Commercial banks, particularly state-owned, are rushing to raise subordinated debt -- tier-II capital -- taking advantage of the lower interest rate regime. The total debt raised in July-September quarter was around Rs 1,000 crore.
The list of banks which has floated tier-II bond includes Punjab National Bank (PNB), Canara Bank, Union Bank of India and ICICI Bank. According to the merchant banking sources, few more banks are planning to hit the market soon. Oriental Bank of Commerce is set to enter the market on Monday.
Investment bankers say banks are in no position to raise money from the stock market because of the poor conditions. On the other hand, interest rates in the corporate bond market have reached their lowest levels and it is easier for banks to access resources through this avenue. Some banks have their capital adequacy ratio pegged at just about 9 per cent and hence they need to raise it via tier-II issues as otherwise they will not be able to expand the asset base.
The new loan exposure norms, announced in the April credit policy of the Reserve Bank of India, expanded the concept of 'capital funds' to include both the tier-I and tier-II capital while reducing the individual and group borrowers to 15 per cent and 40 per cent of capital, respectively. Earlier the cap on individual and group borrowers was at 20 per cent and 50 per cent, respectively.
Banks which are able increase their tier II capital will be able to leverage more in the new scenario. "Banks who want to be major player in the corporate loan segment need to have the capital base to lend more. At present, the credit offtake may be low but banks are taking advantage of the low interest rate regime to increase their tier II capital. This will help them in building up their capacity for future lending as and when the economy picks up," said a senior public sector banker.
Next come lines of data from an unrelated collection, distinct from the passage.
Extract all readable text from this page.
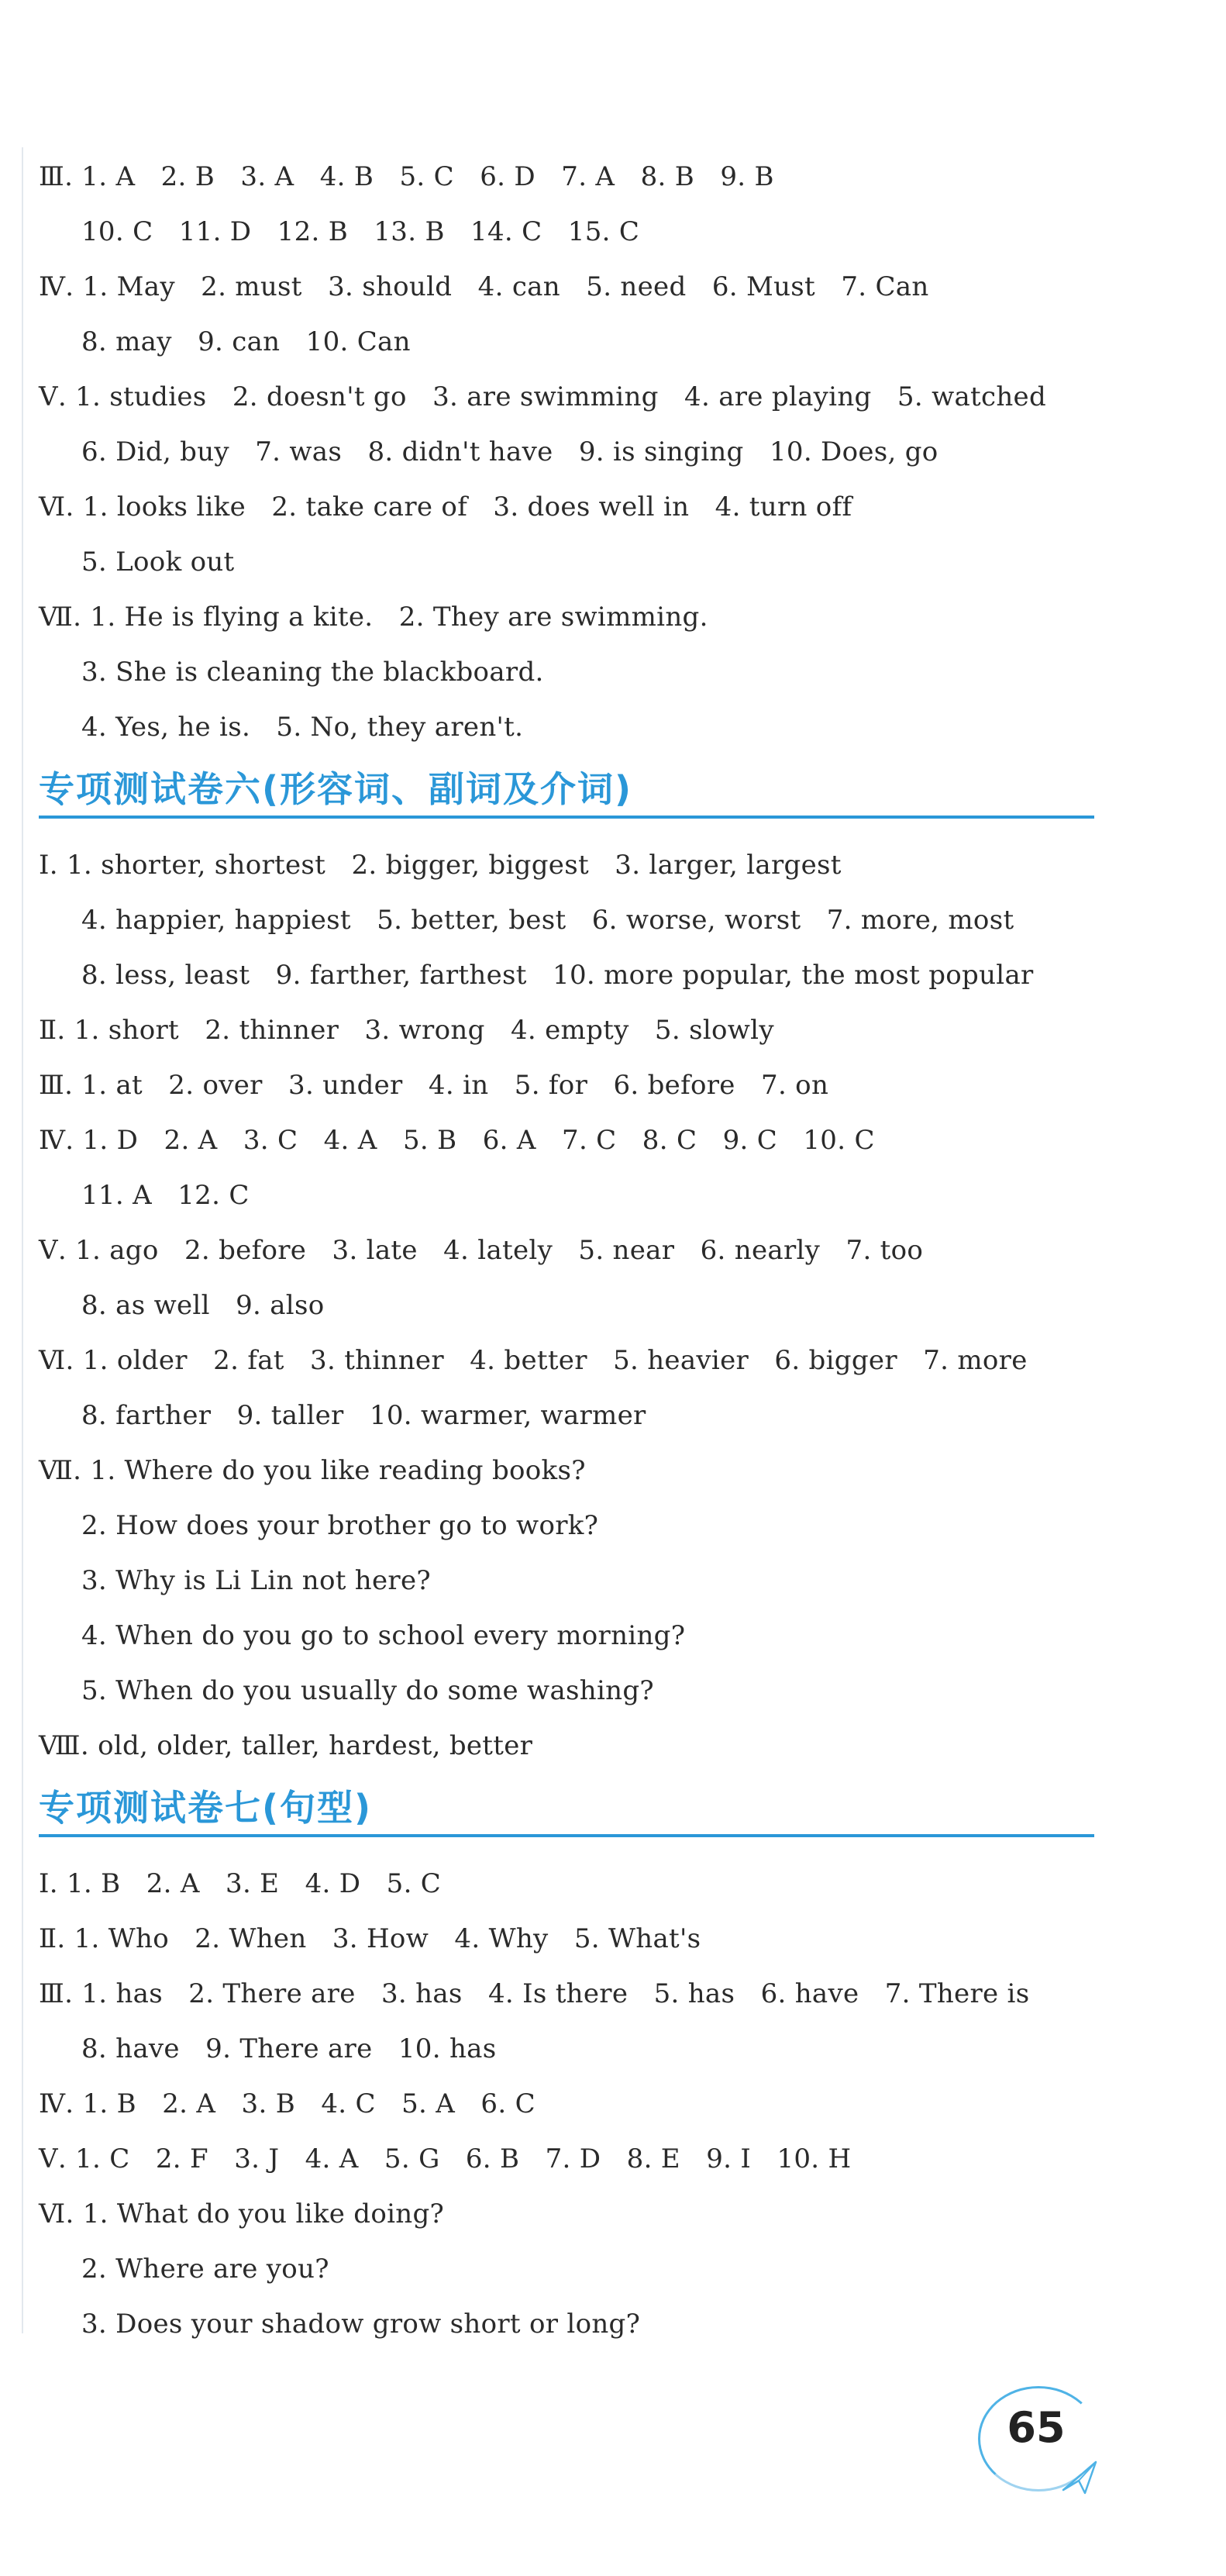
Ⅲ. 1. A   2. B   3. A   4. B   5. C   6. D   7. A   8. B   9. B
10. C   11. D   12. B   13. B   14. C   15. C
Ⅳ. 1. May   2. must   3. should   4. can   5. need   6. Must   7. Can
8. may   9. can   10. Can
Ⅴ. 1. studies   2. doesn't go   3. are swimming   4. are playing   5. watched
6. Did, buy   7. was   8. didn't have   9. is singing   10. Does, go
Ⅵ. 1. looks like   2. take care of   3. does well in   4. turn off
5. Look out
Ⅶ. 1. He is flying a kite.   2. They are swimming.
3. She is cleaning the blackboard.
4. Yes, he is.   5. No, they aren't.
专项测试卷六(形容词、副词及介词)
Ⅰ. 1. shorter, shortest   2. bigger, biggest   3. larger, largest
4. happier, happiest   5. better, best   6. worse, worst   7. more, most
8. less, least   9. farther, farthest   10. more popular, the most popular
Ⅱ. 1. short   2. thinner   3. wrong   4. empty   5. slowly
Ⅲ. 1. at   2. over   3. under   4. in   5. for   6. before   7. on
Ⅳ. 1. D   2. A   3. C   4. A   5. B   6. A   7. C   8. C   9. C   10. C
11. A   12. C
Ⅴ. 1. ago   2. before   3. late   4. lately   5. near   6. nearly   7. too
8. as well   9. also
Ⅵ. 1. older   2. fat   3. thinner   4. better   5. heavier   6. bigger   7. more
8. farther   9. taller   10. warmer, warmer
Ⅶ. 1. Where do you like reading books?
2. How does your brother go to work?
3. Why is Li Lin not here?
4. When do you go to school every morning?
5. When do you usually do some washing?
Ⅷ. old, older, taller, hardest, better
专项测试卷七(句型)
Ⅰ. 1. B   2. A   3. E   4. D   5. C
Ⅱ. 1. Who   2. When   3. How   4. Why   5. What's
Ⅲ. 1. has   2. There are   3. has   4. Is there   5. has   6. have   7. There is
8. have   9. There are   10. has
Ⅳ. 1. B   2. A   3. B   4. C   5. A   6. C
Ⅴ. 1. C   2. F   3. J   4. A   5. G   6. B   7. D   8. E   9. I   10. H
Ⅵ. 1. What do you like doing?
2. Where are you?
3. Does your shadow grow short or long?
65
ICICI Bank hit the market around a month back with a 69 month Rs 200 crore-plus unlimited oversubscription issues. The bank mopped up Rs 227 crore at a cut-off rate of 9.75 per cent. Off late, the PNB mopped up Rs 300 crore via a 80-month tier issue with a cut-off at 10 per cent. Union Bank of India mopped up Rs 100 crore through a tier-II issue of non-convertible debentures recently.
The issue had a maturity period of 69 months and a coupon of 9.80 per cent payable annually. Canara Bank recently entered the market with a 67-month Rs 450 crore issue. The cut-off rate for issue was pegged at 9.70 per cent. OBC will hit the market with a 67-month issue for Rs 200 crore at 9.70 per cent on Monday.